Wojsko jest zaangażowane w walkę z pandemią od wiosny nieustannie. Zmienia się liczba zaangażowanych żołnierzy, ale codziennie wspierają służbę zdrowia i potrzebujących. Dziś 10 tys. żołnierzy w skali kraju pomaga (m.in. w dystrybucji żywności, ostatnio wspiera centra krwiodawstwa). W Wielkopolsce pomaga około tysiąca żołnierzy. Żołnierze są w 800 polskich szpitalach - w regionie w ponad 60. Ta obecność w szpitalach sprowadza się do tego, żeby odciążyć służbę zdrowia od czynności administracyjnych - żeby pracownicy służby zdrowia mogli się w pełni poświęcić pomocy pacjentom. To wielka sprawa, jestem wdzięczny żołnierzom i wiem, że ludzie to doceniają. To nie jest tak, że żołnierze się wahają - to ludzie fantastyczni, którzy naprawdę służą innym. Tę akcję prowadzą przede wszystkim żołnierze wojsk obrony terytorialnej, ale są zaangażowani także żołnierze wojsk operacyjnych. Wojsko sprawdza się pomagając. Szpitale tymczasowe też organizowane są przez wojsko.

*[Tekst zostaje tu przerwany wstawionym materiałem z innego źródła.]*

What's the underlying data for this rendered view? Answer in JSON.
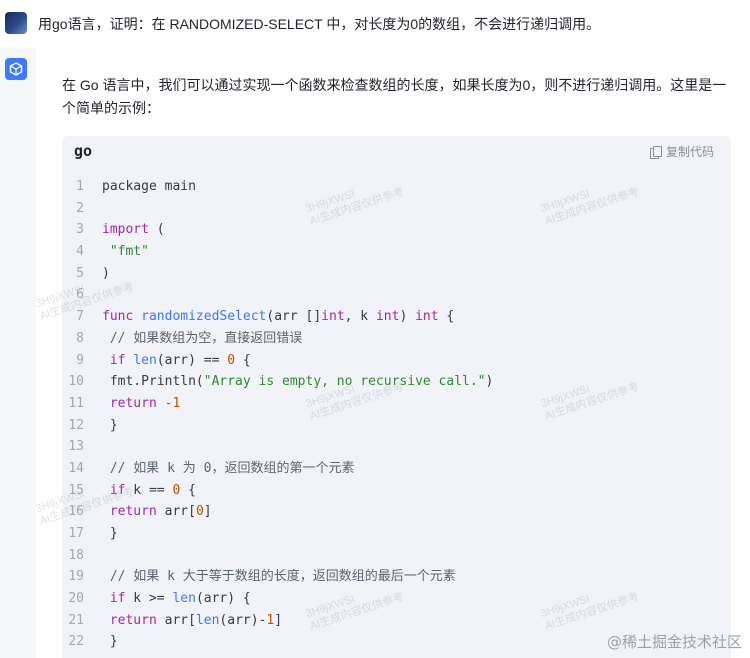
{
  "user_message": {
    "text": "用go语言，证明：在 RANDOMIZED-SELECT 中，对长度为0的数组，不会进行递归调用。"
  },
  "assistant": {
    "intro": "在 Go 语言中，我们可以通过实现一个函数来检查数组的长度，如果长度为0，则不进行递归调用。这里是一个简单的示例：",
    "code_block": {
      "language": "go",
      "copy_label": "复制代码",
      "lines": [
        {
          "n": "1",
          "html": "package main"
        },
        {
          "n": "2",
          "html": ""
        },
        {
          "n": "3",
          "html": "<span class='kw'>import</span> ("
        },
        {
          "n": "4",
          "html": " <span class='str'>\"fmt\"</span>"
        },
        {
          "n": "5",
          "html": ")"
        },
        {
          "n": "6",
          "html": ""
        },
        {
          "n": "7",
          "html": "<span class='kw'>func</span> <span class='fn'>randomizedSelect</span>(arr []<span class='tp'>int</span>, k <span class='tp'>int</span>) <span class='tp'>int</span> {"
        },
        {
          "n": "8",
          "html": " <span class='cm'>// 如果数组为空，直接返回错误</span>"
        },
        {
          "n": "9",
          "html": " <span class='kw'>if</span> <span class='fn'>len</span>(arr) == <span class='num'>0</span> {"
        },
        {
          "n": "10",
          "html": " fmt.Println(<span class='str'>\"Array is empty, no recursive call.\"</span>)"
        },
        {
          "n": "11",
          "html": " <span class='kw'>return</span> <span class='num'>-1</span>"
        },
        {
          "n": "12",
          "html": " }"
        },
        {
          "n": "13",
          "html": ""
        },
        {
          "n": "14",
          "html": " <span class='cm'>// 如果 k 为 0，返回数组的第一个元素</span>"
        },
        {
          "n": "15",
          "html": " <span class='kw'>if</span> k == <span class='num'>0</span> {"
        },
        {
          "n": "16",
          "html": " <span class='kw'>return</span> arr[<span class='num'>0</span>]"
        },
        {
          "n": "17",
          "html": " }"
        },
        {
          "n": "18",
          "html": ""
        },
        {
          "n": "19",
          "html": " <span class='cm'>// 如果 k 大于等于数组的长度，返回数组的最后一个元素</span>"
        },
        {
          "n": "20",
          "html": " <span class='kw'>if</span> k >= <span class='fn'>len</span>(arr) {"
        },
        {
          "n": "21",
          "html": " <span class='kw'>return</span> arr[<span class='fn'>len</span>(arr)-<span class='num'>1</span>]"
        },
        {
          "n": "22",
          "html": " }"
        }
      ]
    }
  },
  "watermark_text": [
    "3H9jXWSI",
    "AI生成内容仅供参考"
  ],
  "footer_mark": "@稀土掘金技术社区",
  "colors": {
    "accent": "#3e7bfa",
    "page_bg": "#f6f7f9",
    "code_bg": "#f1f3f8"
  }
}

Czy nie wpływa to na gotowość bojową?

Nie wpływa. Przede wszystkim zaangażowani są żołnierze WOT, których zadaniem jest pomoc w takich sytuacjach. Są wspierani przez np. żołnierzy pułków chemicznych, którzy zajmują się odkażaniem, czy pułków inżynieryjnych, które zajmują się przystosowywaniem pomieszczeń szpitalnych.